Moyen-Orient et Afrique du Nord

25 réfugiés meurent sur un bateau

Drame de la guerre en Libye

Témoignages.re / 2 août 2011

Des travailleurs tentent de fuir les combats en tentant la traversée clandestine de la Méditerranée. Hier, 25 d’entre eux ont été retrouvés sans vie dans la cale d’un bateau. Tous ces morts sont la conséquence des bombardements de l’OTAN.

Des agents de la garde côtière italienne ont découvert les corps sans vie de 25 personnes dans un bateau de migrants en provenance de Libye qui a atteint lundi l’île italienne de Lampedusa, en Méditerranée.
Les corps ont été retrouvés dans la cale du bateau où s’entassaient 296 personnes depuis plusieurs jours. Selon l’Agence France-Presse, le groupe de migrants, principalement en provenance de l’Afrique subsaharienne, aurait quitté un port de Libye il y a trois jours pour tenter de rejoindre les côtes européennes.
Selon l’agence italienne Ansa, la présence de morts dans la cale du navire n’a pas été signalée aux gardes-côtes italiens par les passagers. Les agents ne les ont découverts que lors d’une inspection du bâtiment.
Les autorités italiennes ont ouvert une enquête et ordonné des autopsies sur les corps des victimes afin de déterminer la cause exacte de la mort de ces 25 passagers.
Selon des témoignages recueillis par les médias italiens auprès des passagers du bateau, les hommes, qui s’entassaient dans la cale du navire, auraient été asphyxiés par les gaz d’échappement du moteur.
Au moins 36 femmes et 21 enfants se trouvaient à bord lorsque le bateau a rejoint le port de l’île de Lampedusa située environ à mi-chemin entre les côtes africaines et la Sicile.
La guerre civile en Libye et les bombardements de l’OTAN ont engendré un afflux important de réfugiés et de migrants qui tentent de fuir le pays par milliers en s’embarquant sur des bateaux parfois en très mauvais état pour tenter de franchir la Méditerranée et joindre les côtes européennes.
Beaucoup de ces réfugiés sont des travailleurs immigrés qui sont restés coincés en Libye après le déclenchement de la guerre civile.
Au mois de mai, le naufrage d’un bateau en provenance des côtes libyennes avec 300 migrants à bord a entraîné la mort de 250 d’entre eux, engloutis sous les flots. Au mois d’avril, ce fut le naufrage d’une embarcation avec 600 passagers non loin de Tripoli, faisant des dizaines de morts dont de nombreux enfants en bas âge. À cela il faut ajouter les naufrages clandestins.

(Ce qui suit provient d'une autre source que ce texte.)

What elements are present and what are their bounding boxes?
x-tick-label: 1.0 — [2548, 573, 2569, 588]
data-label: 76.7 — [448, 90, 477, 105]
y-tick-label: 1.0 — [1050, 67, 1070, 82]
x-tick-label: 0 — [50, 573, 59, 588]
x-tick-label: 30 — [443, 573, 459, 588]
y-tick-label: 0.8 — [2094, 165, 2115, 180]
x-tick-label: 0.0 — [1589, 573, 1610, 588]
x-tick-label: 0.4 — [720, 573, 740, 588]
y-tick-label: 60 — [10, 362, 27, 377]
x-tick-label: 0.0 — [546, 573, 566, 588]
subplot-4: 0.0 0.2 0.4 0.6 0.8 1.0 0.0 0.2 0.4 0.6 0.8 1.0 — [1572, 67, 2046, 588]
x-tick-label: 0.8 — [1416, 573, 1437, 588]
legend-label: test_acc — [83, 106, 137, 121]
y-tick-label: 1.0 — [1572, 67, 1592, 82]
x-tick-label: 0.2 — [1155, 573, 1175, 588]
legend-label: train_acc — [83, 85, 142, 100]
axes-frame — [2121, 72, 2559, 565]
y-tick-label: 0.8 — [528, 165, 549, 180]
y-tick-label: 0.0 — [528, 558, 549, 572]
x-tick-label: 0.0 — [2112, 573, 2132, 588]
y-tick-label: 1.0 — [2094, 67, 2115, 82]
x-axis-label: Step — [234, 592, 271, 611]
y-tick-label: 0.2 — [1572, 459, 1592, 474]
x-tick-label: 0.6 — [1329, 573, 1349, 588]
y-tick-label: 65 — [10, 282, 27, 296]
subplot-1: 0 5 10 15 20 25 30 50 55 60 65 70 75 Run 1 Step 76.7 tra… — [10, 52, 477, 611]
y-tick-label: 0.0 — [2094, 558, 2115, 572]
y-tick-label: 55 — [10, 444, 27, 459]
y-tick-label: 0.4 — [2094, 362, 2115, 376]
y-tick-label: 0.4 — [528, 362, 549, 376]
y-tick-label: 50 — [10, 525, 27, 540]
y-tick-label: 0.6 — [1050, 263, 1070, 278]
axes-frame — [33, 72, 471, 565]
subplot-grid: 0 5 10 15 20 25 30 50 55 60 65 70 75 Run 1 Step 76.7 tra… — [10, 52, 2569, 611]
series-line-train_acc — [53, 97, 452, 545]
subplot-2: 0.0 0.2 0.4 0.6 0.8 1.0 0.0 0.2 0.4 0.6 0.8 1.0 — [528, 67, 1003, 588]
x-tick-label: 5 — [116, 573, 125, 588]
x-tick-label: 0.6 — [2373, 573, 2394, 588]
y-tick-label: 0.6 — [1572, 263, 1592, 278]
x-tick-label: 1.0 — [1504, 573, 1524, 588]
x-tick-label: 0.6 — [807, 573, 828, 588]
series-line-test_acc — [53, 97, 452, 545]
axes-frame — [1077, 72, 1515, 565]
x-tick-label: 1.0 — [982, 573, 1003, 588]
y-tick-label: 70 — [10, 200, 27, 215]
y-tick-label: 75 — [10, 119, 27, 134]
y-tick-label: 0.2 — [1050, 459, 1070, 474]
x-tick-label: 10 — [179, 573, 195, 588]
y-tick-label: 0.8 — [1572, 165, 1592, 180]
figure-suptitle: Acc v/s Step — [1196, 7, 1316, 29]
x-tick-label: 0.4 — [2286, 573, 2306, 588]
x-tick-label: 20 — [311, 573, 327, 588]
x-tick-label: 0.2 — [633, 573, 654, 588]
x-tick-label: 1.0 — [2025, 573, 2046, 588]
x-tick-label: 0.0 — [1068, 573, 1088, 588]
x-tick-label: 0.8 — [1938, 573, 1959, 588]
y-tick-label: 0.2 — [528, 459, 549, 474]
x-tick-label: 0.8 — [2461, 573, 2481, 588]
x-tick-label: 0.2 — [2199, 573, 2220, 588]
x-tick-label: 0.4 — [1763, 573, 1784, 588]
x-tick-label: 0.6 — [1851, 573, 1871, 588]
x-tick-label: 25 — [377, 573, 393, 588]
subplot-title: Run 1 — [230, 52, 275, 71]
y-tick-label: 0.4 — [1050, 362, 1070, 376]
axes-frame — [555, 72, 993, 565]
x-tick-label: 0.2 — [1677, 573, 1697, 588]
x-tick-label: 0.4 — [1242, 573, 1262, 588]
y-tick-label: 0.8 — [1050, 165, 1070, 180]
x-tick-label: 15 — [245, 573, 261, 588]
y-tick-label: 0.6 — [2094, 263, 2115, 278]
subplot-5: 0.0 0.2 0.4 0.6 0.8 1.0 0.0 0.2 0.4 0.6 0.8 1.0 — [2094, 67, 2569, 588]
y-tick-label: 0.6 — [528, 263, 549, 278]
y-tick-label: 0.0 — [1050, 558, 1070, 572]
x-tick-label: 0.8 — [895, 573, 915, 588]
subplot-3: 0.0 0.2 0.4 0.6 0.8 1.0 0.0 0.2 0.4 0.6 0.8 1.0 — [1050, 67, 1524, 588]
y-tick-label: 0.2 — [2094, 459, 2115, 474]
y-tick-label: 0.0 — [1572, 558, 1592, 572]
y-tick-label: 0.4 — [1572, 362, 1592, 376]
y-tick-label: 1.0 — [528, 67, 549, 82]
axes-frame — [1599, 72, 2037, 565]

La Libye informe les diplomates étrangers de la détérioration de l’insécurité à Benghazi

Le secrétaire du comité populaire libyen des Relations extérieures et de la Coopération internationale, Khaled Kaeïm, a informé dimanche à Tripoli les ambassadeurs accrédités en Libye de la détérioration de la sécurité dans la ville de Benghazi, le fief de l’opposition et des exactions et torts commis par les « groupes armés contre les populations ».
M. Kaeïm, qui est aussi secrétaire à l’information au comité a souligné que la Libye, en tant que pays responsable et souverain, a le droit d’exercer son rôle à l’endroit de ses citoyens et de les protéger, conformément au droit international.
Selon l’Agence de presse libyenne (JANA), qui rapporte l’information, il a indiqué que les raids aériens de l’OTAN et l’embargo imposé au pays l’empêchent de s’acquitter de sa mission et d’apporter les aides à ses citoyens.
Le responsable libyen a également informé les diplomates accrédités en Libye des impacts de la poursuite par l’OTAN des bombardements ciblant les civils et la destruction de l’infrastructure de base dans le pays.
La Libye entamait hier le premier jour de Ramadan alors que les conclusions d’une mission conjointe d’organisations humanitaires des Nations unies, qui s’est rendue récemment dans le pays, ont montré que six mois après l’opération militaire, le marché libyen connaît une crise aiguë au niveau du carburant, des liquidités bancaires ainsi que des prémices d’une crise alimentaire, en plus d’une hausse des denrées de première nécessité.